With reference first to computer-generated FIG. 4, the effect on pitch content obtained by adding to pitch-containing groundwood pulp:
the cationic kaolin slurry of Example I above without any alum being present (the back side of FIG. 4);
alum alone (the other far side of FIG. 4, to the left);
various combinations of cationic kaolin slurry and alum (the remainder of the curved response surface within the rectangular base of FIG. 4);
was determined. The amounts of cationic kaolin slurry used ranged from 0 to 100 lbs./ton of dry fiber in the pulp; the amounts of alum used ranged from 0 to 35 lbs./ton of dry fiber in the pulp. Pitch counts were again determined using the dynamic drainage jar.
The low point in pitch count was achieved using 60-80 lbs./ ton of cationic kaolin slurry with 35 lbs./ton of alum, and in fact as shown in FIG. 4 these combined amounts of cationic kaolin slurry and alum essentially eliminate all pitch.
Next, the same experimental data used to generate FIG. 4 were used to provide computer-generated FIG. 5, which illustrates still another type of response surface having contours of equal pitch content (isopitches).

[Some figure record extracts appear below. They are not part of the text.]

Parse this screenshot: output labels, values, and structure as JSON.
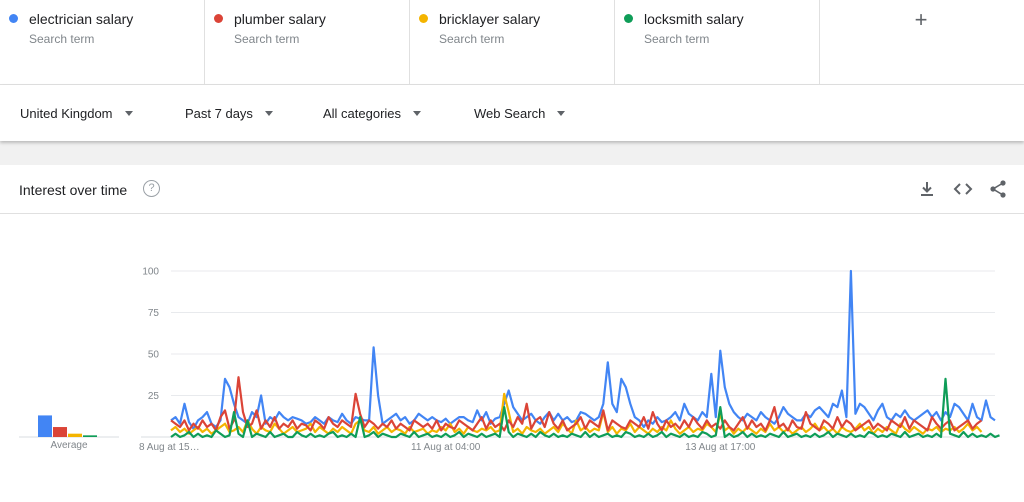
{
  "terms": [
    {
      "name": "electrician salary",
      "sub": "Search term",
      "color": "#4285f4"
    },
    {
      "name": "plumber salary",
      "sub": "Search term",
      "color": "#db4437"
    },
    {
      "name": "bricklayer salary",
      "sub": "Search term",
      "color": "#f4b400"
    },
    {
      "name": "locksmith salary",
      "sub": "Search term",
      "color": "#0f9d58"
    }
  ],
  "add_term_icon": "plus-icon",
  "filters": {
    "region": "United Kingdom",
    "time": "Past 7 days",
    "category": "All categories",
    "property": "Web Search"
  },
  "card": {
    "title": "Interest over time",
    "help": "?",
    "icons": [
      "download-icon",
      "embed-icon",
      "share-icon"
    ],
    "average_label": "Average"
  },
  "chart_data": {
    "type": "line",
    "title": "",
    "xlabel": "",
    "ylabel": "",
    "ylim": [
      0,
      100
    ],
    "yticks": [
      100,
      75,
      50,
      25
    ],
    "x_tick_labels": [
      "8 Aug at 15…",
      "11 Aug at 04:00",
      "13 Aug at 17:00"
    ],
    "x_tick_index": [
      0,
      61,
      122
    ],
    "averages": {
      "electrician salary": 13,
      "plumber salary": 6,
      "bricklayer salary": 2,
      "locksmith salary": 1
    },
    "series": [
      {
        "name": "electrician salary",
        "color": "#4285f4",
        "values": [
          10,
          12,
          8,
          20,
          9,
          5,
          10,
          12,
          15,
          8,
          6,
          10,
          35,
          30,
          20,
          12,
          10,
          8,
          15,
          12,
          25,
          8,
          12,
          10,
          15,
          12,
          10,
          12,
          11,
          10,
          8,
          9,
          12,
          10,
          8,
          12,
          10,
          9,
          14,
          10,
          8,
          12,
          11,
          10,
          10,
          54,
          25,
          8,
          10,
          12,
          14,
          10,
          12,
          8,
          10,
          14,
          12,
          10,
          12,
          10,
          9,
          11,
          8,
          10,
          12,
          12,
          10,
          9,
          16,
          10,
          15,
          8,
          11,
          12,
          20,
          28,
          18,
          14,
          10,
          12,
          14,
          10,
          8,
          12,
          15,
          10,
          14,
          10,
          12,
          9,
          10,
          15,
          14,
          12,
          10,
          12,
          20,
          45,
          20,
          15,
          35,
          30,
          20,
          12,
          10,
          6,
          10,
          8,
          12,
          9,
          10,
          12,
          15,
          10,
          20,
          14,
          12,
          10,
          15,
          12,
          38,
          12,
          52,
          30,
          20,
          15,
          12,
          10,
          14,
          12,
          10,
          15,
          12,
          10,
          8,
          12,
          18,
          14,
          12,
          10,
          10,
          14,
          12,
          16,
          18,
          15,
          12,
          20,
          18,
          28,
          12,
          100,
          14,
          20,
          18,
          14,
          10,
          16,
          20,
          12,
          10,
          14,
          12,
          16,
          12,
          10,
          12,
          14,
          16,
          12,
          15,
          10,
          15,
          12,
          20,
          18,
          14,
          10,
          20,
          12,
          10,
          22,
          12,
          10
        ]
      },
      {
        "name": "plumber salary",
        "color": "#db4437",
        "values": [
          10,
          8,
          6,
          10,
          4,
          8,
          5,
          10,
          6,
          8,
          4,
          12,
          16,
          5,
          10,
          36,
          15,
          6,
          8,
          16,
          5,
          10,
          6,
          12,
          5,
          8,
          6,
          10,
          5,
          8,
          7,
          4,
          10,
          8,
          5,
          12,
          8,
          6,
          10,
          8,
          6,
          26,
          14,
          6,
          10,
          8,
          5,
          8,
          6,
          10,
          5,
          8,
          6,
          4,
          10,
          8,
          6,
          8,
          5,
          10,
          4,
          8,
          6,
          5,
          10,
          8,
          6,
          4,
          8,
          12,
          5,
          10,
          6,
          8,
          4,
          10,
          6,
          12,
          8,
          20,
          5,
          10,
          12,
          6,
          15,
          8,
          5,
          10,
          4,
          6,
          8,
          12,
          5,
          10,
          8,
          6,
          16,
          4,
          10,
          8,
          6,
          5,
          10,
          8,
          6,
          12,
          5,
          15,
          8,
          4,
          10,
          6,
          8,
          5,
          10,
          6,
          12,
          8,
          5,
          10,
          6,
          8,
          5,
          10,
          6,
          4,
          8,
          12,
          5,
          10,
          6,
          8,
          4,
          10,
          18,
          6,
          8,
          4,
          10,
          6,
          5,
          15,
          8,
          6,
          4,
          10,
          8,
          5,
          12,
          6,
          10,
          8,
          4,
          6,
          8,
          10,
          5,
          8,
          6,
          4,
          10,
          8,
          6,
          12,
          5,
          10,
          8,
          6,
          4,
          12,
          8,
          5,
          8,
          10,
          4,
          6,
          8,
          10,
          5,
          8,
          10
        ]
      },
      {
        "name": "bricklayer salary",
        "color": "#f4b400",
        "values": [
          4,
          6,
          3,
          5,
          2,
          4,
          6,
          3,
          5,
          2,
          4,
          6,
          8,
          3,
          4,
          6,
          3,
          10,
          5,
          2,
          6,
          4,
          3,
          8,
          5,
          2,
          4,
          6,
          3,
          4,
          5,
          8,
          3,
          6,
          4,
          2,
          5,
          3,
          6,
          4,
          2,
          8,
          10,
          4,
          3,
          6,
          2,
          4,
          6,
          3,
          5,
          4,
          2,
          6,
          3,
          4,
          5,
          2,
          4,
          3,
          6,
          4,
          8,
          3,
          5,
          2,
          6,
          4,
          3,
          5,
          4,
          6,
          3,
          4,
          26,
          15,
          3,
          5,
          2,
          6,
          4,
          3,
          5,
          2,
          4,
          6,
          3,
          8,
          5,
          2,
          10,
          4,
          6,
          3,
          5,
          4,
          15,
          3,
          6,
          2,
          5,
          4,
          8,
          3,
          6,
          4,
          2,
          5,
          3,
          6,
          4,
          10,
          5,
          2,
          4,
          6,
          3,
          5,
          4,
          8,
          6,
          3,
          14,
          4,
          6,
          2,
          5,
          3,
          6,
          4,
          2,
          5,
          3,
          8,
          4,
          6,
          3,
          5,
          2,
          4,
          6,
          3,
          5,
          8,
          4,
          6,
          3,
          5,
          2,
          6,
          4,
          3,
          5,
          8,
          4,
          6,
          2,
          5,
          3,
          6,
          4,
          2,
          8,
          5,
          3,
          6,
          4,
          2,
          5,
          4,
          6,
          3,
          5,
          4,
          6,
          3,
          5,
          8,
          4,
          6,
          3
        ]
      },
      {
        "name": "locksmith salary",
        "color": "#0f9d58",
        "values": [
          0,
          2,
          0,
          1,
          3,
          0,
          2,
          0,
          1,
          0,
          4,
          2,
          0,
          1,
          15,
          2,
          0,
          10,
          0,
          2,
          1,
          0,
          3,
          0,
          1,
          2,
          0,
          0,
          3,
          1,
          0,
          2,
          0,
          1,
          0,
          2,
          3,
          0,
          1,
          0,
          2,
          0,
          12,
          0,
          1,
          3,
          0,
          2,
          1,
          0,
          0,
          2,
          1,
          0,
          3,
          0,
          1,
          2,
          0,
          1,
          0,
          2,
          0,
          1,
          3,
          0,
          2,
          1,
          0,
          2,
          0,
          1,
          2,
          0,
          18,
          3,
          0,
          2,
          1,
          0,
          2,
          0,
          3,
          1,
          0,
          2,
          0,
          1,
          0,
          2,
          1,
          0,
          3,
          0,
          2,
          0,
          1,
          2,
          0,
          1,
          0,
          3,
          2,
          0,
          1,
          0,
          2,
          0,
          1,
          3,
          0,
          2,
          1,
          0,
          2,
          0,
          1,
          0,
          3,
          2,
          0,
          1,
          18,
          0,
          2,
          0,
          1,
          3,
          0,
          2,
          0,
          1,
          0,
          2,
          1,
          0,
          3,
          0,
          1,
          2,
          0,
          1,
          0,
          2,
          0,
          1,
          3,
          0,
          2,
          1,
          0,
          2,
          0,
          1,
          0,
          3,
          2,
          0,
          1,
          0,
          2,
          1,
          0,
          3,
          0,
          1,
          2,
          0,
          1,
          0,
          2,
          0,
          35,
          2,
          1,
          0,
          3,
          0,
          2,
          0,
          1,
          0,
          2,
          0,
          1
        ]
      }
    ]
  }
}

As can be seen from FIG. 5 various combinations of cationic kaolin and alum can be used to give the same level of pitch control, and thus economics can be one factor considered when effecting a particular level of pitch control by practicing this invention. For example, the second contour line from the bottom of FIG. 5 shows that this level of pitch control (a pitch count of approximately 3.0) can be obtained using either 100 lbs./ton of cationic kaolin slurry plus 16 lbs./ton of alum or 7 lbs./ton of cationic kaolin slurry plus 35 lbs./ton of alum. Similarly, the third contour line from the bottom of FIG. 5 shows that this level of pitch control (a pitch count of approximately 5.0) can be obtained using either 100 lbs./ton of cationic kaolin slurry and no alum or 5 lbs./ton of cationic kaolin slurry plus 35 lbs./ton of alum. This gives the papermaker great latitude in his selection of a pitch control system embodying this invention as well as in the alum (or pH) level at which he chooses to operate.
The above discussion of this invention is directed primarily to preferred embodiments and practices thereof. It will be readily apparent to those skilled in the art that further changes and modifications in the actual implementation of the concepts described herein can easily be made without departing from the spirit and scope of the invention as defined by the following claims.